Monday, May 10, 2021

Spring Metro Vancouver Council of Councils Meeting: Budgets, Metro 2050 Regional Growth Strategy, TransLink’s Transport 2050 Strategy

Twice a year, elected local representatives gather for a Metro Vancouver Regional District Council of Councils meeting. During the meeting, we hear updates from regional district staff and have the opportunity to ask questions of regional district staff.

On Saturday, around 120 local representatives attended a Zoom meeting.

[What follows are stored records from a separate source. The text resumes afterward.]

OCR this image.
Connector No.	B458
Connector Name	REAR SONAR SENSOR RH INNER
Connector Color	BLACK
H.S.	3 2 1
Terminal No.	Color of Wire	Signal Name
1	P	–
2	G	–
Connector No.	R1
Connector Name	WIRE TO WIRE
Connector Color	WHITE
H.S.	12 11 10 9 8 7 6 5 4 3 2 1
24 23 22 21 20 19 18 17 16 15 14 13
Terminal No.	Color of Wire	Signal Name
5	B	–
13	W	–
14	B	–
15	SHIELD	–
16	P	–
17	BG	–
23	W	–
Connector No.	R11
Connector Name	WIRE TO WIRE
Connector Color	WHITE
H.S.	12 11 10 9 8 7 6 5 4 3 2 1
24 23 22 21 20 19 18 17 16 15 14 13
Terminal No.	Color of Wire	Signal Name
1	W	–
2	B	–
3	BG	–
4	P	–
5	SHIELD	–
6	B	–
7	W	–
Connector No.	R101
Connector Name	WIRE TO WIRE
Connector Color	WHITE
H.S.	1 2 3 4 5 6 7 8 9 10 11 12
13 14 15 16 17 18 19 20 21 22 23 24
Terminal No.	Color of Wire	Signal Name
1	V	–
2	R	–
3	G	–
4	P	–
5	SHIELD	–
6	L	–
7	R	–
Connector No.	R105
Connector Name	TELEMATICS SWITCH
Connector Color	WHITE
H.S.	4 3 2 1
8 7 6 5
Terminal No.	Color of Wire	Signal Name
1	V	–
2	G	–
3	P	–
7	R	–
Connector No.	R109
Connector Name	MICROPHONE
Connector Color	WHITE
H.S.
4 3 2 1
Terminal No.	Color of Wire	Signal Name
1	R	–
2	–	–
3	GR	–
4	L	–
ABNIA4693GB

I virtually attended Saturday’s Metro Vancouver Council of Councils meeting.

Regional district staff noted that the 2021 operation budget is $939.5 million, with the loin’s share of expense for water and liquid waste services. The capital budget for 2021 is $1.5 billion, funding significant wastewater treatment plant new-builds and renewals. The capital budget is funding by a combination of operation budget contributions, developer charges, and debt.

Staff also noted that they are continually looking to find new revenue streams and cost-saving opportunities. For example, they said selling natural gas as a byproduction of liquid waste management is a new revenue stream.

Metro Vancouver’s Climate Action Committee chair presented roadmaps for our region to become carbon neutral by 2050. One of the direct actions that municipalities can take is to adopt higher steps of the BC Energy Step Code. Metro Vancouver will encourage all municipalities to adopt Step 4 or 5.

I posted the transportation and housing updates for Metro 2050, the region’s proposed updated new regional growth strategy, last week. Regional district staff highlighted Metro 2050, including:

  • Creating a compact urban area
  • Strengthening the Urban Contain Boundary by focusing growth in urban centres and transit corridors
  • Protecting industrial land, local food production, and food security
  • Protecting conservation and recreation land
  • Protecting, restoring, and connecting ecosystems throughout the region by ensuring 50% of the region is natural areas
  • Reducing GHG emissions through land-use and settlement patterns.
  • Expanding the variety and supply of housing
  • Increasing affordable housing with a focus on affordable housing near transit
  • Supporting sustainable transportation choices like walking, cycling, and transit

Metro Vancouver staff stated that housing affordability is still the most significant concern among elected officials.

TransLink is also working on Transport 2050, which is the region’s transportation strategy. TransLink and Metro Vancouver staff are coordinating both Metro 2050 and Transport 2050.

The goals of Transport 2050 are to increase convenient, reliable, affordable, safe & comfortable, and carbon-free transportation options.

The plan has the following goals:

  • People take 50% of all trips by walking, cycling, or transit
  • People spend 20% less time stuck in congestion compared to 2019
  • People spend no more than 45% of their income on housing and transportation
  • There are no serious traffic injuries or fatalities, with reductions every year
  • By 2030, transportation-related GHG emissions will be cut in half and be zero in 2050

TransLink is making a big push for Vision Zero and slower streets in Transport 2050. TransLink staff also noted that they are looking at interregional rail to Squamish and the Fraser Valley in Transport 2050.

On autonomous vehicles, TransLink will be pushing a car-sharing model; otherwise, if we all own autonomous vehicles, there will be a massive increase in congestion.

Metro Vancouver staff noted that they are improving public notification and alerting around the Cleveland Dam and the Capilano River.